Another similar idea is to run a Docker Swarm on the volunteers. So now I'm sitting on my BOINC server and I can issue a docker run ... which just gets sent to the Swarm. My understanding is that Swarm can do multihost networking and that it has some sort of automatic node discovery, so perhaps the NAT traversal issue is solved already here? This is perhaps a more general thing than MPI (once I have a Swarm I have a "virtual cluster" and I can run whatever I want on it transparently, including MPI), and the MPI thing could even be built ontop of this.

MCMC chains

One type of analysis that is ubiquitus in cosmology is running a "Markov Chain Monte Carlo" (MCMC) analyis. Basically this is a way to draw samples from a likelihood function, we use it to figure out constraints on parameters given data. We as a field are definitely going to be doing this for the next 10+ years. So of course, it would be cool and useful to be able to run MCMC chains on a BOINC project. Again this generally requires intercommunication between volunteers and fault tolerance, but its a much more specific task than Swarm/MPI, so maybe that simplifies things.
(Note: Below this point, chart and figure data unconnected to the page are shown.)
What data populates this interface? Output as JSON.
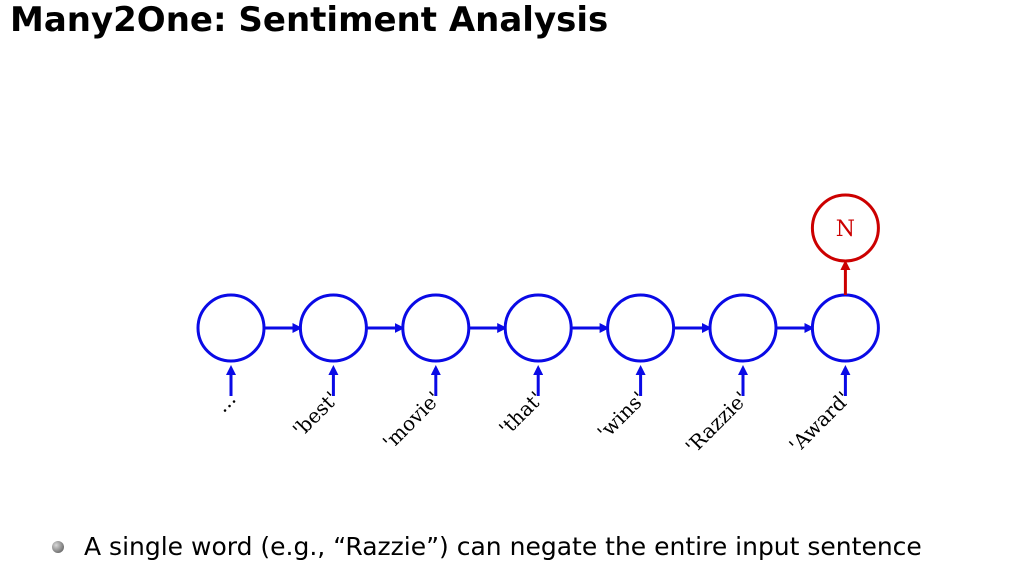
{
  "title": "Many2One: Sentiment Analysis",
  "diagram": {
    "colors": {
      "rnn": "#0a0ae6",
      "output": "#cc0000"
    },
    "nodes": [
      {
        "id": "h1",
        "input_label": "..."
      },
      {
        "id": "h2",
        "input_label": "'best'"
      },
      {
        "id": "h3",
        "input_label": "'movie'"
      },
      {
        "id": "h4",
        "input_label": "'that'"
      },
      {
        "id": "h5",
        "input_label": "'wins'"
      },
      {
        "id": "h6",
        "input_label": "'Razzie'"
      },
      {
        "id": "h7",
        "input_label": "'Award'"
      }
    ],
    "output_label": "N"
  },
  "bullets": [
    "A single word (e.g., “Razzie”) can negate the entire input sentence"
  ]
}
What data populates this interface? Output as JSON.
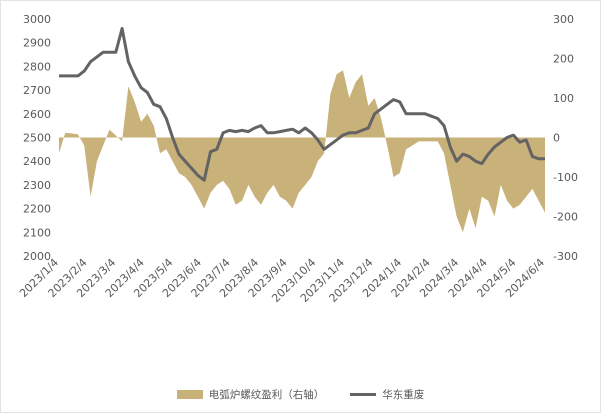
{
  "chart_data": {
    "type": "line",
    "title": "",
    "x": [
      "2023/1/4",
      "2023/1/11",
      "2023/1/18",
      "2023/1/25",
      "2023/2/1",
      "2023/2/8",
      "2023/2/15",
      "2023/2/22",
      "2023/3/1",
      "2023/3/8",
      "2023/3/15",
      "2023/3/22",
      "2023/3/29",
      "2023/4/5",
      "2023/4/12",
      "2023/4/19",
      "2023/4/26",
      "2023/5/3",
      "2023/5/10",
      "2023/5/17",
      "2023/5/24",
      "2023/5/31",
      "2023/6/7",
      "2023/6/14",
      "2023/6/21",
      "2023/6/28",
      "2023/7/5",
      "2023/7/12",
      "2023/7/19",
      "2023/7/26",
      "2023/8/2",
      "2023/8/9",
      "2023/8/16",
      "2023/8/23",
      "2023/8/30",
      "2023/9/6",
      "2023/9/13",
      "2023/9/20",
      "2023/9/27",
      "2023/10/4",
      "2023/10/11",
      "2023/10/18",
      "2023/10/25",
      "2023/11/1",
      "2023/11/8",
      "2023/11/15",
      "2023/11/22",
      "2023/11/29",
      "2023/12/6",
      "2023/12/13",
      "2023/12/20",
      "2023/12/27",
      "2024/1/3",
      "2024/1/10",
      "2024/1/17",
      "2024/1/24",
      "2024/1/31",
      "2024/2/7",
      "2024/2/14",
      "2024/2/21",
      "2024/2/28",
      "2024/3/6",
      "2024/3/13",
      "2024/3/20",
      "2024/3/27",
      "2024/4/3",
      "2024/4/10",
      "2024/4/17",
      "2024/4/24",
      "2024/5/1",
      "2024/5/8",
      "2024/5/15",
      "2024/5/22",
      "2024/5/29",
      "2024/6/5",
      "2024/6/12",
      "2024/6/19",
      "2024/6/26"
    ],
    "x_tick_labels": [
      "2023/1/4",
      "2023/2/4",
      "2023/3/4",
      "2023/4/4",
      "2023/5/4",
      "2023/6/4",
      "2023/7/4",
      "2023/8/4",
      "2023/9/4",
      "2023/10/4",
      "2023/11/4",
      "2023/12/4",
      "2024/1/4",
      "2024/2/4",
      "2024/3/4",
      "2024/4/4",
      "2024/5/4",
      "2024/6/4"
    ],
    "y_left": {
      "ticks": [
        2000,
        2100,
        2200,
        2300,
        2400,
        2500,
        2600,
        2700,
        2800,
        2900,
        3000
      ],
      "ylim": [
        2000,
        3000
      ]
    },
    "y_right": {
      "ticks": [
        -300,
        -200,
        -100,
        0,
        100,
        200,
        300
      ],
      "ylim": [
        -300,
        300
      ]
    },
    "series": [
      {
        "name": "电弧炉螺纹盈利（右轴）",
        "type": "area",
        "axis": "right",
        "color": "#c9b17a",
        "values": [
          -40,
          12,
          10,
          8,
          -20,
          -150,
          -60,
          -20,
          20,
          5,
          -10,
          130,
          90,
          40,
          60,
          30,
          -40,
          -30,
          -60,
          -90,
          -100,
          -120,
          -150,
          -180,
          -140,
          -120,
          -110,
          -130,
          -170,
          -160,
          -120,
          -150,
          -170,
          -140,
          -120,
          -150,
          -160,
          -180,
          -140,
          -120,
          -100,
          -60,
          -40,
          110,
          160,
          170,
          100,
          140,
          160,
          80,
          100,
          50,
          -20,
          -100,
          -90,
          -30,
          -20,
          -10,
          -10,
          -10,
          -10,
          -40,
          -120,
          -200,
          -240,
          -180,
          -230,
          -150,
          -160,
          -200,
          -120,
          -160,
          -180,
          -170,
          -150,
          -130,
          -160,
          -190
        ]
      },
      {
        "name": "华东重废",
        "type": "line",
        "axis": "left",
        "color": "#636363",
        "values": [
          2760,
          2760,
          2760,
          2760,
          2780,
          2820,
          2840,
          2860,
          2860,
          2860,
          2960,
          2820,
          2760,
          2710,
          2690,
          2640,
          2630,
          2580,
          2500,
          2430,
          2400,
          2370,
          2340,
          2320,
          2440,
          2450,
          2520,
          2530,
          2525,
          2530,
          2525,
          2540,
          2550,
          2520,
          2520,
          2525,
          2530,
          2535,
          2520,
          2540,
          2520,
          2490,
          2450,
          2470,
          2490,
          2510,
          2520,
          2520,
          2530,
          2540,
          2600,
          2620,
          2640,
          2660,
          2650,
          2600,
          2600,
          2600,
          2600,
          2590,
          2580,
          2550,
          2460,
          2400,
          2430,
          2420,
          2400,
          2390,
          2430,
          2460,
          2480,
          2500,
          2510,
          2480,
          2490,
          2420,
          2410,
          2410
        ]
      }
    ],
    "legend_position": "bottom",
    "grid": false
  }
}
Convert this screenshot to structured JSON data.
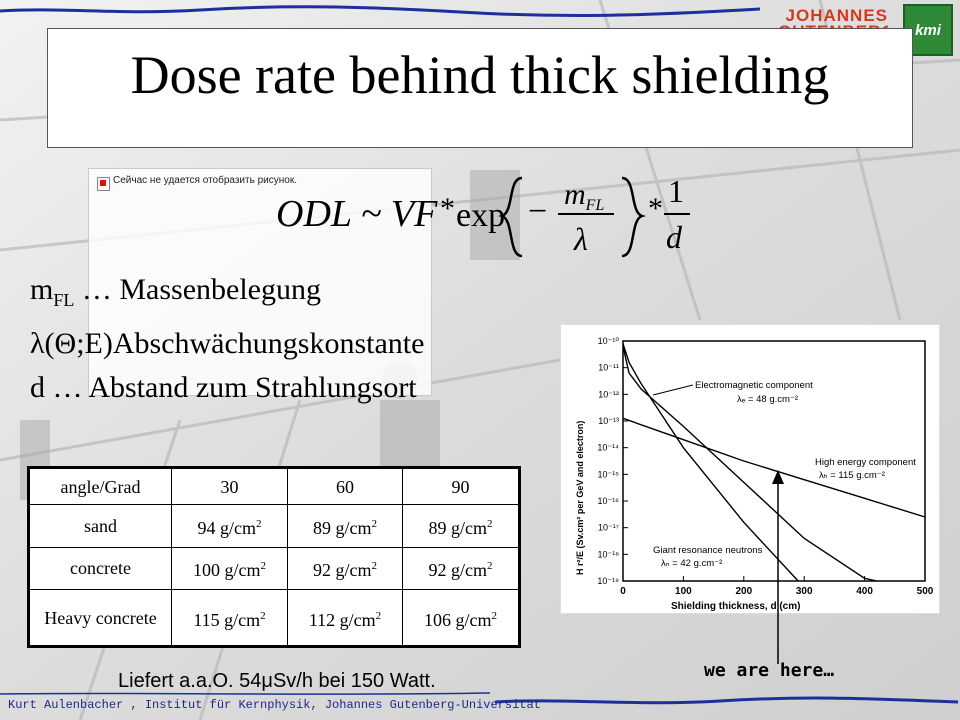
{
  "slide": {
    "title": "Dose rate behind thick shielding",
    "broken_image_text": "Сейчас не удается отобразить рисунок.",
    "logo_text": "JOHANNES GUTENBERG",
    "logo_badge": "kmi"
  },
  "formula": {
    "lhs": "ODL ~ VF",
    "star": "*",
    "exp": "exp",
    "minus": "−",
    "num": "m",
    "num_sub": "FL",
    "den": "λ",
    "one": "1",
    "d": "d"
  },
  "definitions": [
    {
      "symbol": "m",
      "sub": "FL",
      "text": " … Massenbelegung"
    },
    {
      "symbol": "λ",
      "sub": "",
      "text": "(Θ;E)Abschwächungskonstante"
    },
    {
      "symbol": "d",
      "sub": "",
      "text": " … Abstand zum Strahlungsort"
    }
  ],
  "table": {
    "header": [
      "angle/Grad",
      "30",
      "60",
      "90"
    ],
    "rows": [
      {
        "label": "sand",
        "v": [
          "94 g/cm",
          "89 g/cm",
          "89 g/cm"
        ]
      },
      {
        "label": "concrete",
        "v": [
          "100 g/cm",
          "92 g/cm",
          "92 g/cm"
        ]
      },
      {
        "label": "Heavy concrete",
        "v": [
          "115 g/cm",
          "112 g/cm",
          "106 g/cm"
        ]
      }
    ],
    "sup": "2"
  },
  "chart_data": {
    "type": "line",
    "xlabel": "Shielding thickness, d (cm)",
    "ylabel": "H r²/E (Sv.cm² per GeV and electron)",
    "x_ticks": [
      "0",
      "100",
      "200",
      "300",
      "400",
      "500"
    ],
    "xlim": [
      0,
      500
    ],
    "y_ticks": [
      "10⁻¹⁰",
      "10⁻¹¹",
      "10⁻¹²",
      "10⁻¹³",
      "10⁻¹⁴",
      "10⁻¹⁵",
      "10⁻¹⁶",
      "10⁻¹⁷",
      "10⁻¹⁸",
      "10⁻¹⁹"
    ],
    "ylim_exp": [
      -19,
      -10
    ],
    "annotations": [
      {
        "text": "Electromagnetic component",
        "sub": "λₑ = 48 g.cm⁻²"
      },
      {
        "text": "High energy component",
        "sub": "λₕ = 115 g.cm⁻²"
      },
      {
        "text": "Giant resonance neutrons",
        "sub": "λₙ = 42 g.cm⁻²"
      }
    ],
    "series": [
      {
        "x": [
          0,
          10,
          30,
          100,
          200,
          290
        ],
        "log10y": [
          -10.1,
          -10.8,
          -11.6,
          -14.0,
          -16.8,
          -19
        ]
      },
      {
        "x": [
          0,
          10,
          30,
          100,
          200,
          300,
          400,
          420
        ],
        "log10y": [
          -10.2,
          -11.2,
          -11.8,
          -13.2,
          -15.3,
          -17.4,
          -18.9,
          -19
        ]
      },
      {
        "x": [
          0,
          100,
          200,
          300,
          400,
          500
        ],
        "log10y": [
          -12.9,
          -13.7,
          -14.5,
          -15.2,
          -15.9,
          -16.6
        ]
      }
    ]
  },
  "marker_text": "we are here…",
  "note": {
    "prefix": "Liefert a.a.O. 54",
    "mu": "μ",
    "suffix": "Sv/h bei 150 Watt."
  },
  "footer": "Kurt Aulenbacher , Institut für Kernphysik, Johannes Gutenberg-Universität"
}
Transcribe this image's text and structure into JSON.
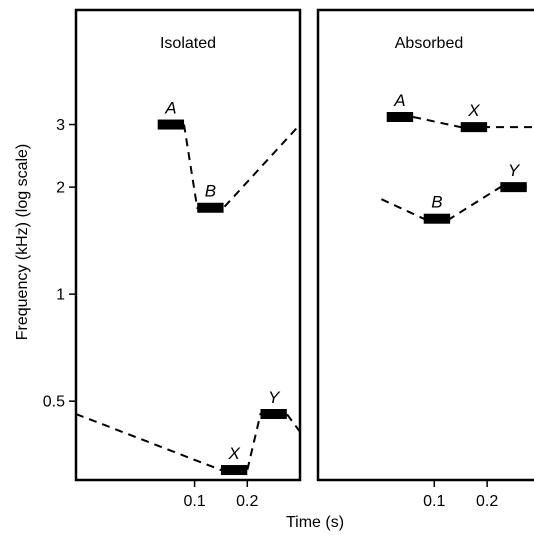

This is interesting also from the standpoint of maybe selecting a particular MCMC algorithm that is well suited to the constraints of a BOINC project. Metropolis-Hastings is popular, but perhaps something like Goodman-Weare (which has a nice Python package "emcee") works better?

Secret data

This is my least well thought out idea but might be intersting and fun to think about purely from a computer theory perspective. If I have some secret data (i.e. data from my experiment or something which is not public yet), I can't analyze it on BOINC because any users can always look at the whole contents of the image I'm sending them. But is there some clever way in which I can still run a useful analysis without the users being able to see my data exactly?